Во время войны ему приходилось лежать на матрацах, на траве, глядя в небо, но тогда он был в мундире, готовым незамедлительно вспомнить об уважении к себе и тем самым внушить уважение другим. Тогда мысли текли по определенному руслу, ограниченному чувством долга. Да и все равно, ему недоставало воображения отправить их в полет фантазии. Возможно, они были способны к полету, но лететь им было некуда.
Теперь он гражданский, швейцарский доктор. Его паспорт в порядке. Ему ничто не грозит. Предстоит ждать два дня. Ждать и думать. Сумерки переходили в ночь. Далекие звуки неаполитанской песенки из радиолы, мелодичное буйство веселых нот, представляли собой удовольствие, а не помеху, орудие заурядного удовольствия, способное изгнать из одиночества горечь.
Что произошло с Бремигом, унылым, несимпатичным Бремигом? Возможно ли, чтобы человек такого склада, не желавший рисковать головой, вечно державшийся на заднем плане, само звание которого в таком возрасте, лейтенант, говорит о желании относительных удобств без ответственности, мог упасть теперь духом под влиянием религиозных символов? И заговорить об угрызениях совести? Ганс припомнил все религиозные символы, какие только видел. Они всегда оставляли его равнодушным, оставили и теперь. Рождественские открытки. Печальный, добрый взгляд тетушек. Stille Nacht, heilige Nacht[68], звучащая несколько монотонно, со сдержанной пронзительностью.

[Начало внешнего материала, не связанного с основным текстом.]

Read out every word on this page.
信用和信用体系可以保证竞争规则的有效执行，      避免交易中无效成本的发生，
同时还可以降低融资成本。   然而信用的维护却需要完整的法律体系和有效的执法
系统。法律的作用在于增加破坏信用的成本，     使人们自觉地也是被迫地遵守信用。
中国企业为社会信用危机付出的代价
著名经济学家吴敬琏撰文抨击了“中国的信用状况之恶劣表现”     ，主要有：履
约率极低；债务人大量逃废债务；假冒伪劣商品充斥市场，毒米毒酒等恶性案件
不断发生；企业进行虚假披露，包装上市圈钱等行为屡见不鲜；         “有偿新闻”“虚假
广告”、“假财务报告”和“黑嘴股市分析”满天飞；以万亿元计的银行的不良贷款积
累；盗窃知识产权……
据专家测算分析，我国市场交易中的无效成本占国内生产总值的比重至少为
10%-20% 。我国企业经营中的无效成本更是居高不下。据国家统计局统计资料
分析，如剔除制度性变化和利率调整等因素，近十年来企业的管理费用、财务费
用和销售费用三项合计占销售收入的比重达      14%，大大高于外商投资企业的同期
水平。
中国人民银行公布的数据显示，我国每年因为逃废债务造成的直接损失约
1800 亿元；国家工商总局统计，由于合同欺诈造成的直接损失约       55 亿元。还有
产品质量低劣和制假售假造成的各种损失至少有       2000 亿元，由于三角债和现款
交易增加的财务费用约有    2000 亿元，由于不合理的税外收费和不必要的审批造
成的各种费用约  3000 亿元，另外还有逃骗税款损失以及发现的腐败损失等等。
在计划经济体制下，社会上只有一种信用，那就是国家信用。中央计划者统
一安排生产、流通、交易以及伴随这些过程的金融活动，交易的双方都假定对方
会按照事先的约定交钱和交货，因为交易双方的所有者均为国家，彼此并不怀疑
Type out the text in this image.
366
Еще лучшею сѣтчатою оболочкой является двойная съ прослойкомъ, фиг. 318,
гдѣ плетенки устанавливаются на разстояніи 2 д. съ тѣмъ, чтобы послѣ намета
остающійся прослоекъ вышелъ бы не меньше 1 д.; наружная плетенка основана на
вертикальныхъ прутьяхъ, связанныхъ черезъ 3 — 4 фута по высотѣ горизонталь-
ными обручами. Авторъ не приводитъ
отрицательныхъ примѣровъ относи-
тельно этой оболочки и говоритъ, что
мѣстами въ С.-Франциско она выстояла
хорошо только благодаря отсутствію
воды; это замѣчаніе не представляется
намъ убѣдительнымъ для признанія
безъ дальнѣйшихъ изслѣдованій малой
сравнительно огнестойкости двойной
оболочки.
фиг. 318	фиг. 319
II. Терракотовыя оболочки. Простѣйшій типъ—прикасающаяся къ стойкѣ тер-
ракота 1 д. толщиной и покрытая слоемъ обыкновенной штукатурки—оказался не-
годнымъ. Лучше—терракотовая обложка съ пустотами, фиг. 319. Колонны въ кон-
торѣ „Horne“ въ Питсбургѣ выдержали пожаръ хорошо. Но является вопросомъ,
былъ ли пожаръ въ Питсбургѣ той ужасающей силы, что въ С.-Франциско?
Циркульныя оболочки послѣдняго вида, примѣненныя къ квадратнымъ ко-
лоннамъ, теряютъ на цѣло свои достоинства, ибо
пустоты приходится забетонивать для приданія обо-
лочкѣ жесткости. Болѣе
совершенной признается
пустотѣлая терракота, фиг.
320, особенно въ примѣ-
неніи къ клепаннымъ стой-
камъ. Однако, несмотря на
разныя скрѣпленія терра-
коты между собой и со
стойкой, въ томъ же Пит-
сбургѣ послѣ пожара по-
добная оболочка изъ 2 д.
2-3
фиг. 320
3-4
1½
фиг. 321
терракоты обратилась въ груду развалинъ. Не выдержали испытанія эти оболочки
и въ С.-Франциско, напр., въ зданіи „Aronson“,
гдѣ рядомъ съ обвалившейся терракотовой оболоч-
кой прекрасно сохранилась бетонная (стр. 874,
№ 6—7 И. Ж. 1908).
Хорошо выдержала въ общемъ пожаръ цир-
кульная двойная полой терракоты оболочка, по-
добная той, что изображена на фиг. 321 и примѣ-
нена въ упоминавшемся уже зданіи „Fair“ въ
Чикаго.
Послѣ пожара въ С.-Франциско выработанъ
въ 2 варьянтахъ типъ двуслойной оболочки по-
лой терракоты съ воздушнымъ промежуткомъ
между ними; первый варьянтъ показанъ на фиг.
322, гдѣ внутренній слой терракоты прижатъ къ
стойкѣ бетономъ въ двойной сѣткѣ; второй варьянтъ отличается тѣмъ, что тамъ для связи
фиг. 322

Он мужчина. Он сражался с раннего возраста. Его колени, на учениях нечувствительные к зарослям шиповника и крапивы, впоследствии были нечувствительны к колючей проволоке. Смелость после первоначальной робости вошла в привычку. Единственным средством интеллектуального общения были возгласы. Это было мужеством, зрелостью, полной, грубой, бессловесной жизнью!
Заскрипела какая-то кровать. Казалось, она находится ближе его собственной. Не то за стеной, не то внизу, не то наверху, совсем близко. Ганс поднял взгляд. Звучный итальянский бас, слишком великолепный, чтобы звучать успокаивающе, голос соблазнения с ноткой самодовольной улыбки, виолончель, на которой играют с неприличным удовольствием, и страстное меццо-сопрано с томными модуляциями, говорящими, что любовь мучительна, даже — жестока. Ложиться в постель в это время, в восемь часов? Голос женщины стал капризным, потом грустным, приглушенным. Бас продолжал гудеть, извергая односложные слова в темноту, самоуверенно и бодро. Неожиданно оба заговорили разом, голоса все повышались. Затем снова молчание и тяжелый скрип кроватных пружин.